La route 349 lors des inondations du printemps dernier.

Route 349: une solution pour être au sec

Saint-Paulin — Depuis le temps que Saint-Paulin et Saint-Alexis-des-Monts réclament le rehaussement d’une portion de la route 349 pour éviter les inondations, voilà que des travaux visant à remonter le niveau de façon temporaire seront complétés d’ici novembre, ce qui permettra de mettre fin aux épisodes de fermeture de route durant les crues printanières.

Les usagers de cette route reliant Saint-Paulin à Saint-Alexis ont remarqué depuis quelques semaines la présence de ce chantier situé au sud du pont Allard, sur le territoire de Saint-Paulin. Le ministère des Transports investit 600 000 $ dans des travaux qui consistent à ajouter une couche de gravier et de l’asphalte.

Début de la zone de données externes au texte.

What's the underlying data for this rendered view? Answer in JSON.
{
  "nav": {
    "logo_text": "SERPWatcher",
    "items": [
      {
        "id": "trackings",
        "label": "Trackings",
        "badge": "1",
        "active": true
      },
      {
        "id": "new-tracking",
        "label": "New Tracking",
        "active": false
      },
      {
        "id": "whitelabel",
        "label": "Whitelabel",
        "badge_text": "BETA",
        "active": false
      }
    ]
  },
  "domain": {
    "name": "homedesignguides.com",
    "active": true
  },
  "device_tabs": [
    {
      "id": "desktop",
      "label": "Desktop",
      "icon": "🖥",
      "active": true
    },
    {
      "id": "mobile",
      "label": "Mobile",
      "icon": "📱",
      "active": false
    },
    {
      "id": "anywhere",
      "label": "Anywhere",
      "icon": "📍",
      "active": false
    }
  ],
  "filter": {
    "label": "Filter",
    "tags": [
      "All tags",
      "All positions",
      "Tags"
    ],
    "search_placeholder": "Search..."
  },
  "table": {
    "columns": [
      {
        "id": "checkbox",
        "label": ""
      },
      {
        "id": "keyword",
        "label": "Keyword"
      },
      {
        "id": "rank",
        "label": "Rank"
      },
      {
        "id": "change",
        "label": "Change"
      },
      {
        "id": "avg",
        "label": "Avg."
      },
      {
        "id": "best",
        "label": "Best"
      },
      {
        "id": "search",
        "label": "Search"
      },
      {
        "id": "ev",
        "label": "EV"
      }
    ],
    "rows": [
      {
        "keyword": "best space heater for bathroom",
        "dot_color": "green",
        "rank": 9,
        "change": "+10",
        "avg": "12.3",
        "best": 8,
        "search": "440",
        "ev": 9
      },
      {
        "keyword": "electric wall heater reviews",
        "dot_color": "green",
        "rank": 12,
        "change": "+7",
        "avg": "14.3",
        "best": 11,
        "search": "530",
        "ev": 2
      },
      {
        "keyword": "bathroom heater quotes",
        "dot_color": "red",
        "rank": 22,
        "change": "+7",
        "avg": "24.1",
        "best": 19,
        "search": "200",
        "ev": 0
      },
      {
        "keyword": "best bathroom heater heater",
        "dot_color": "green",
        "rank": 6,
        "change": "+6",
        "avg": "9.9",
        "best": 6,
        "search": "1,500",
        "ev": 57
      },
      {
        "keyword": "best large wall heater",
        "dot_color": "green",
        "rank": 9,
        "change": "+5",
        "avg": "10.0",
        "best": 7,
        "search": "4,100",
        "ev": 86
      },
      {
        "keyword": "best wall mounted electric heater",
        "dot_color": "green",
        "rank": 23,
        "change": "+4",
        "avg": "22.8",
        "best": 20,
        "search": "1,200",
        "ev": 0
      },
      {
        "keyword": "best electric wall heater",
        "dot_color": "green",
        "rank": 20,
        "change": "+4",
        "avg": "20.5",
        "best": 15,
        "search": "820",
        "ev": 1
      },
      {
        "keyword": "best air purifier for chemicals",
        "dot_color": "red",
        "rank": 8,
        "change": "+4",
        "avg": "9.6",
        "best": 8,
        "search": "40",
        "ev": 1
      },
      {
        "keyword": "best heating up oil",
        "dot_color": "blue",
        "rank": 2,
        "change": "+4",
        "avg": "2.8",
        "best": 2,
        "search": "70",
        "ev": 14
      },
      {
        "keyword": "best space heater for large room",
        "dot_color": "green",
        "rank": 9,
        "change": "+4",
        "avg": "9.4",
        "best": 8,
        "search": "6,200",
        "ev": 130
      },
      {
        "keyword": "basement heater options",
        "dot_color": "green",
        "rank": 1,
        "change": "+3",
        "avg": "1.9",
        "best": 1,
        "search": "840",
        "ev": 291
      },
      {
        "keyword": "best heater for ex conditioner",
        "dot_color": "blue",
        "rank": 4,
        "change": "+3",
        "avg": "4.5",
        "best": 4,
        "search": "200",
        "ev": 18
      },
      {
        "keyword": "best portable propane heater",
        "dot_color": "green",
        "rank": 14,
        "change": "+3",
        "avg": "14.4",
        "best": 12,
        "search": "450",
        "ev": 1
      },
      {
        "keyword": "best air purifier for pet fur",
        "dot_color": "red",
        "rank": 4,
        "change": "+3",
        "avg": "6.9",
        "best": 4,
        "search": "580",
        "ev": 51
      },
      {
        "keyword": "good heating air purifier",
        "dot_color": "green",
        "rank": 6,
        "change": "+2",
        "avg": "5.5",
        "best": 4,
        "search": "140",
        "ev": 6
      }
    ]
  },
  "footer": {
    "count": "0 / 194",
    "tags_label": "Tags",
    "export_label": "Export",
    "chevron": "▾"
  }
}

«Le rehaussement d’une section de la route 349 se fait sur 500 mètres de distance. Le rehaussement est d’environ 30 cm», explique Martin Girard, porte-parole du MTQ, qui ignore pour quelles raisons ce projet a pris tant de temps à être réalisé malgré les demandes faites par le niveau municipal depuis plus d’une décennie.

Le niveau de la route est remonté à l’endroit où la rivière du Loup déborde fréquemment au printemps. L’inondation de cette portion de route force régulièrement sa fermeture, ce qui oblige les automobilistes qui se dirigent vers Saint-Alexis ou qui en proviennent à faire un détour par Saint-Didace.

Une rencontre a eu lieu à Saint-Alexis en juin entre des représentants du MTQ et les maires Michel Bourassa (Saint-Alexis) et Serge Dubé (Saint-Paulin). À l’origine, le MTQ venait présenter un projet de rehaussement permanent sur environ 1,5 km, mais qui présentait de nombreuses exigences.

«Comme on est en zone humide et inondable, ça exige des études pour le ministère de l’Environnement. Les spécialistes doivent répondre à une série de questions. On a dit qu’on pouvait faire un essai pour voir si ça marche. Si ça ne marche pas, ça ne donne rien de faire un rehaussement permanent», explique M. Dubé.

Saint-Alexis avait été confrontée à une situation semblable sur la rue Saint-Joseph qui était fréquemment submergée. Michel Bourassa a suggéré d’appliquer la même recette, soit de mettre une bonne couche de gravier recouverte d’une surface de roulement.

«Le MTQ nous parlait des études sur la hauteur de l’eau, de l’expropriation parce qu’il faut tasser la route, que ça prendrait deux ou trois ans avant que ça se fasse. Je leur ai dit que ça n’avait pas de bon sens. On croyait que les travaux se faisaient maintenant. Sur Saint-Joseph, on a ajouté un pied de gravelle et de l’asphalte. On n’a jamais eu de problème. Ils ont posé des questions. En août, le MTQ nous appelle pour mentionner qu’il retient notre idée», ajoute le maire de Saint-Alexis.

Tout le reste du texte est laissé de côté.